İsrail mantalitesi ve onun arkasındaki Batı aklı, şiddet üzerinden kendini güvenliğe alacağını sanıyor. Ama en büyük yanılgı, faşizmin hiçbir zaman güvenlik getirmeyeceğidir. Bütün mesele İsrail’in güvenliğini sağlama meselesiyse eğer, salt İsrail’in güvenliğini sağlamaya odaklanmış aklın yapacağı tek şey, yeryüzünde tek bir Filistinli dahi sağ bırakmamaktır. Buyrun sayın Baerbock, buradan yakın!

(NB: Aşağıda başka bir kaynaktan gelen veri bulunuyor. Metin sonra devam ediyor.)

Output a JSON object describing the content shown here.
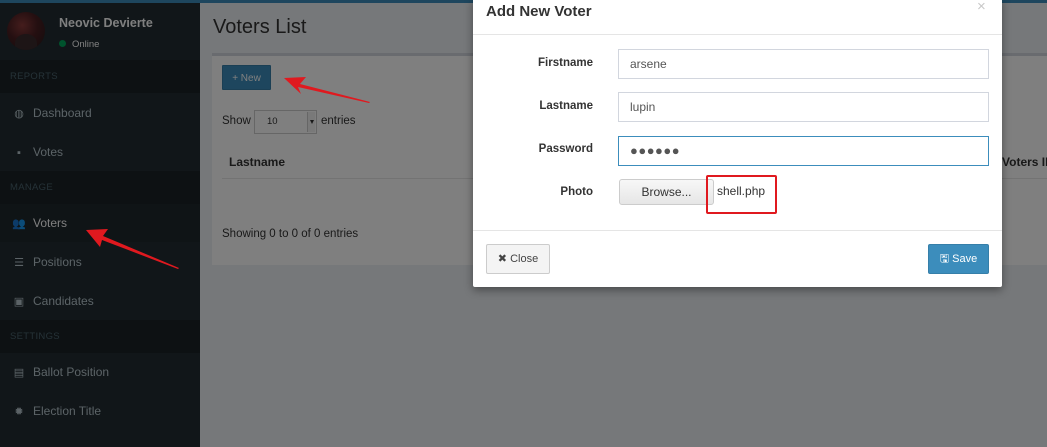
{
  "user": {
    "name": "Neovic Devierte",
    "status": "Online"
  },
  "sidebar": {
    "sections": [
      {
        "header": "REPORTS"
      },
      {
        "header": "MANAGE"
      },
      {
        "header": "SETTINGS"
      }
    ],
    "items": [
      {
        "label": "Dashboard",
        "icon": "dashboard-icon",
        "glyph": "◍"
      },
      {
        "label": "Votes",
        "icon": "lock-icon",
        "glyph": "▪"
      },
      {
        "label": "Voters",
        "icon": "users-icon",
        "glyph": "👥"
      },
      {
        "label": "Positions",
        "icon": "tasks-icon",
        "glyph": "☰"
      },
      {
        "label": "Candidates",
        "icon": "id-card-icon",
        "glyph": "▣"
      },
      {
        "label": "Ballot Position",
        "icon": "file-icon",
        "glyph": "▤"
      },
      {
        "label": "Election Title",
        "icon": "cog-icon",
        "glyph": "✹"
      }
    ]
  },
  "main": {
    "title": "Voters List",
    "new_button": "+ New",
    "show_label": "Show",
    "page_size": "10",
    "entries_label": "entries",
    "columns": [
      "Lastname",
      "Voters ID"
    ],
    "info": "Showing 0 to 0 of 0 entries"
  },
  "modal": {
    "title": "Add New Voter",
    "close_glyph": "×",
    "fields": [
      {
        "label": "Firstname",
        "value": "arsene"
      },
      {
        "label": "Lastname",
        "value": "lupin"
      },
      {
        "label": "Password",
        "value": "●●●●●●"
      },
      {
        "label": "Photo",
        "browse": "Browse...",
        "file": "shell.php"
      }
    ],
    "close_button": "✖ Close",
    "save_button": "🖫 Save"
  },
  "colors": {
    "primary": "#3c8dbc",
    "sidebar": "#222d32",
    "annotation": "#e0191f"
  }
}
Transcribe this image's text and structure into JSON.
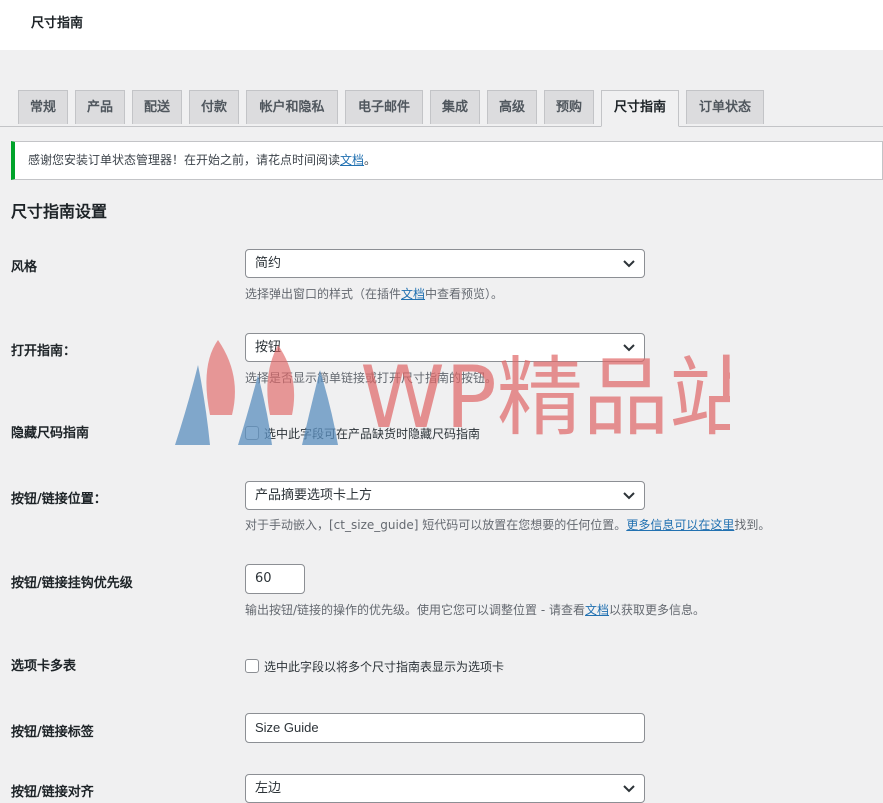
{
  "page": {
    "title": "尺寸指南"
  },
  "tabs": [
    {
      "label": "常规"
    },
    {
      "label": "产品"
    },
    {
      "label": "配送"
    },
    {
      "label": "付款"
    },
    {
      "label": "帐户和隐私"
    },
    {
      "label": "电子邮件"
    },
    {
      "label": "集成"
    },
    {
      "label": "高级"
    },
    {
      "label": "预购"
    },
    {
      "label": "尺寸指南",
      "active": true
    },
    {
      "label": "订单状态"
    }
  ],
  "notice": {
    "text_before": "感谢您安装订单状态管理器！在开始之前，请花点时间阅读",
    "link": "文档",
    "text_after": "。",
    "accent_color": "#00a32a"
  },
  "settings": {
    "section_title": "尺寸指南设置",
    "style": {
      "label": "风格",
      "value": "简约",
      "desc_before": "选择弹出窗口的样式（在插件",
      "desc_link": "文档",
      "desc_after": "中查看预览）。"
    },
    "open_guide": {
      "label": "打开指南：",
      "value": "按钮",
      "desc": "选择是否显示简单链接或打开尺寸指南的按钮。"
    },
    "hide_guide": {
      "label": "隐藏尺码指南",
      "checkbox_label": "选中此字段可在产品缺货时隐藏尺码指南"
    },
    "button_position": {
      "label": "按钮/链接位置：",
      "value": "产品摘要选项卡上方",
      "desc_before": "对于手动嵌入，[ct_size_guide] 短代码可以放置在您想要的任何位置。",
      "desc_link": "更多信息可以在这里",
      "desc_after": "找到。"
    },
    "hook_priority": {
      "label": "按钮/链接挂钩优先级",
      "value": "60",
      "desc_before": "输出按钮/链接的操作的优先级。使用它您可以调整位置 - 请查看",
      "desc_link": "文档",
      "desc_after": "以获取更多信息。"
    },
    "multi_tables": {
      "label": "选项卡多表",
      "checkbox_label": "选中此字段以将多个尺寸指南表显示为选项卡"
    },
    "button_label": {
      "label": "按钮/链接标签",
      "value": "Size Guide"
    },
    "button_align": {
      "label": "按钮/链接对齐",
      "value": "左边"
    }
  },
  "watermark": {
    "text": "WP精品站",
    "text_color": "#e06666",
    "drop_color": "#5b8fbf"
  },
  "colors": {
    "link": "#2271b1",
    "accent": "#00a32a"
  }
}
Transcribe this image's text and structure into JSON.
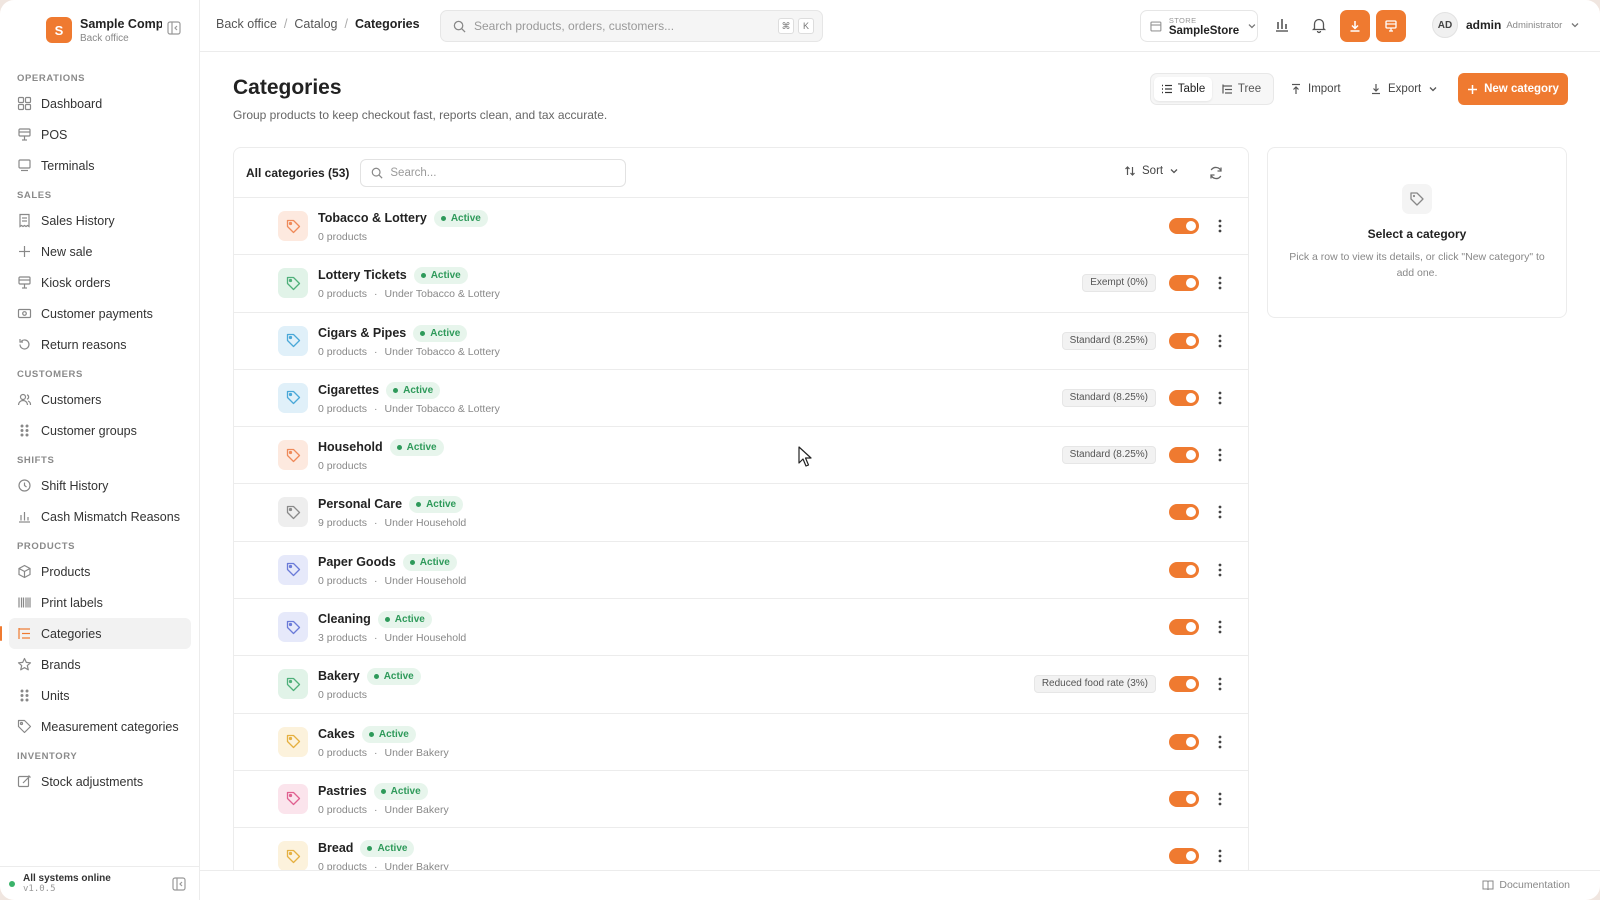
{
  "brand": {
    "logo_letter": "S",
    "name": "Sample Compa",
    "sub": "Back office"
  },
  "colors": {
    "accent": "#ef7a30",
    "active_green": "#2e9a5a"
  },
  "sidebar": {
    "sections": [
      {
        "title": "OPERATIONS",
        "items": [
          {
            "label": "Dashboard",
            "icon": "dashboard-icon"
          },
          {
            "label": "POS",
            "icon": "pos-icon"
          },
          {
            "label": "Terminals",
            "icon": "terminal-icon"
          }
        ]
      },
      {
        "title": "SALES",
        "items": [
          {
            "label": "Sales History",
            "icon": "receipt-icon"
          },
          {
            "label": "New sale",
            "icon": "plus-icon"
          },
          {
            "label": "Kiosk orders",
            "icon": "kiosk-icon"
          },
          {
            "label": "Customer payments",
            "icon": "payment-icon"
          },
          {
            "label": "Return reasons",
            "icon": "return-icon"
          }
        ]
      },
      {
        "title": "CUSTOMERS",
        "items": [
          {
            "label": "Customers",
            "icon": "users-icon"
          },
          {
            "label": "Customer groups",
            "icon": "grid-dots-icon"
          }
        ]
      },
      {
        "title": "SHIFTS",
        "items": [
          {
            "label": "Shift History",
            "icon": "clock-icon"
          },
          {
            "label": "Cash Mismatch Reasons",
            "icon": "bar-chart-icon"
          }
        ]
      },
      {
        "title": "PRODUCTS",
        "items": [
          {
            "label": "Products",
            "icon": "box-icon"
          },
          {
            "label": "Print labels",
            "icon": "barcode-icon"
          },
          {
            "label": "Categories",
            "icon": "list-tree-icon",
            "active": true
          },
          {
            "label": "Brands",
            "icon": "star-icon"
          },
          {
            "label": "Units",
            "icon": "grid-dots-icon"
          },
          {
            "label": "Measurement categories",
            "icon": "tag-icon"
          }
        ]
      },
      {
        "title": "INVENTORY",
        "items": [
          {
            "label": "Stock adjustments",
            "icon": "edit-icon"
          }
        ]
      }
    ],
    "footer": {
      "status": "All systems online",
      "version": "v1.0.5"
    }
  },
  "topbar": {
    "breadcrumb": [
      "Back office",
      "Catalog",
      "Categories"
    ],
    "search_placeholder": "Search products, orders, customers...",
    "shortcut": [
      "⌘",
      "K"
    ],
    "store_label": "STORE",
    "store_name": "SampleStore",
    "user_initials": "AD",
    "user_name": "admin",
    "user_role": "Administrator"
  },
  "page": {
    "title": "Categories",
    "subtitle": "Group products to keep checkout fast, reports clean, and tax accurate.",
    "view_table": "Table",
    "view_tree": "Tree",
    "import_label": "Import",
    "export_label": "Export",
    "new_label": "New category"
  },
  "list": {
    "count_label": "All categories (53)",
    "search_placeholder": "Search...",
    "sort_label": "Sort",
    "rows": [
      {
        "name": "Tobacco & Lottery",
        "status": "Active",
        "products": "0 products",
        "parent": "",
        "tax": "",
        "color": "#ef8a5a",
        "bg": "#fde9df"
      },
      {
        "name": "Lottery Tickets",
        "status": "Active",
        "products": "0 products",
        "parent": "Under Tobacco & Lottery",
        "tax": "Exempt (0%)",
        "color": "#4fb07a",
        "bg": "#e1f3e8"
      },
      {
        "name": "Cigars & Pipes",
        "status": "Active",
        "products": "0 products",
        "parent": "Under Tobacco & Lottery",
        "tax": "Standard (8.25%)",
        "color": "#4aa8d8",
        "bg": "#e0f0f9"
      },
      {
        "name": "Cigarettes",
        "status": "Active",
        "products": "0 products",
        "parent": "Under Tobacco & Lottery",
        "tax": "Standard (8.25%)",
        "color": "#4aa8d8",
        "bg": "#e0f0f9"
      },
      {
        "name": "Household",
        "status": "Active",
        "products": "0 products",
        "parent": "",
        "tax": "Standard (8.25%)",
        "color": "#ef8a5a",
        "bg": "#fde9df"
      },
      {
        "name": "Personal Care",
        "status": "Active",
        "products": "9 products",
        "parent": "Under Household",
        "tax": "",
        "color": "#8a8a8a",
        "bg": "#eeeeee"
      },
      {
        "name": "Paper Goods",
        "status": "Active",
        "products": "0 products",
        "parent": "Under Household",
        "tax": "",
        "color": "#6b7bd8",
        "bg": "#e6e9fa"
      },
      {
        "name": "Cleaning",
        "status": "Active",
        "products": "3 products",
        "parent": "Under Household",
        "tax": "",
        "color": "#6b7bd8",
        "bg": "#e6e9fa"
      },
      {
        "name": "Bakery",
        "status": "Active",
        "products": "0 products",
        "parent": "",
        "tax": "Reduced food rate (3%)",
        "color": "#4fb07a",
        "bg": "#e1f3e8"
      },
      {
        "name": "Cakes",
        "status": "Active",
        "products": "0 products",
        "parent": "Under Bakery",
        "tax": "",
        "color": "#e5b040",
        "bg": "#fcf2dc"
      },
      {
        "name": "Pastries",
        "status": "Active",
        "products": "0 products",
        "parent": "Under Bakery",
        "tax": "",
        "color": "#e06090",
        "bg": "#fbe4ec"
      },
      {
        "name": "Bread",
        "status": "Active",
        "products": "0 products",
        "parent": "Under Bakery",
        "tax": "",
        "color": "#e5b040",
        "bg": "#fcf2dc"
      }
    ]
  },
  "detail": {
    "title": "Select a category",
    "text": "Pick a row to view its details, or click \"New category\" to add one."
  },
  "bottombar": {
    "doc_label": "Documentation"
  }
}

Filistinlilere sub-human yaftasında bulunan İsrail Savunma Bakanı Gallen, geçtiğimiz gün yaptığı açıklamada Hamas’ın Gazze’de kontrolü kaybettiğini duyurdu. Gerçekten de İsrail askerlerinin Gazze’deki parlamento binasında İsrail bayraklarıyla verdiği pozlar, ayrıca Gazze kentindeki bazı merkezî yerlerin gele geçirilme görüntüleri ilk anda Gazze’nin düştüğü izlenimini doğrular nitelikteydi. Oysa anaakım TV’lerdeki görüntüler, anlık akan ve bütünüyle yanlış olmayan bilgilerin ana amacı da zaten konuya derinlemesine vakıf olmayan kitleleri Gazze’nin düştüğüne, Filistinlilerin yenildiğine inandırmak. İsrail’in Gazze’nin merkezi yerlerini ele geçirdiği ve kontrolü eline aldığı kısmen doğru olsa da bu sadece gerçeğin bir parçasını yansıtmakta. Nitekim en tehlikeli yalan, gerçeğe en yakın olan yalandır.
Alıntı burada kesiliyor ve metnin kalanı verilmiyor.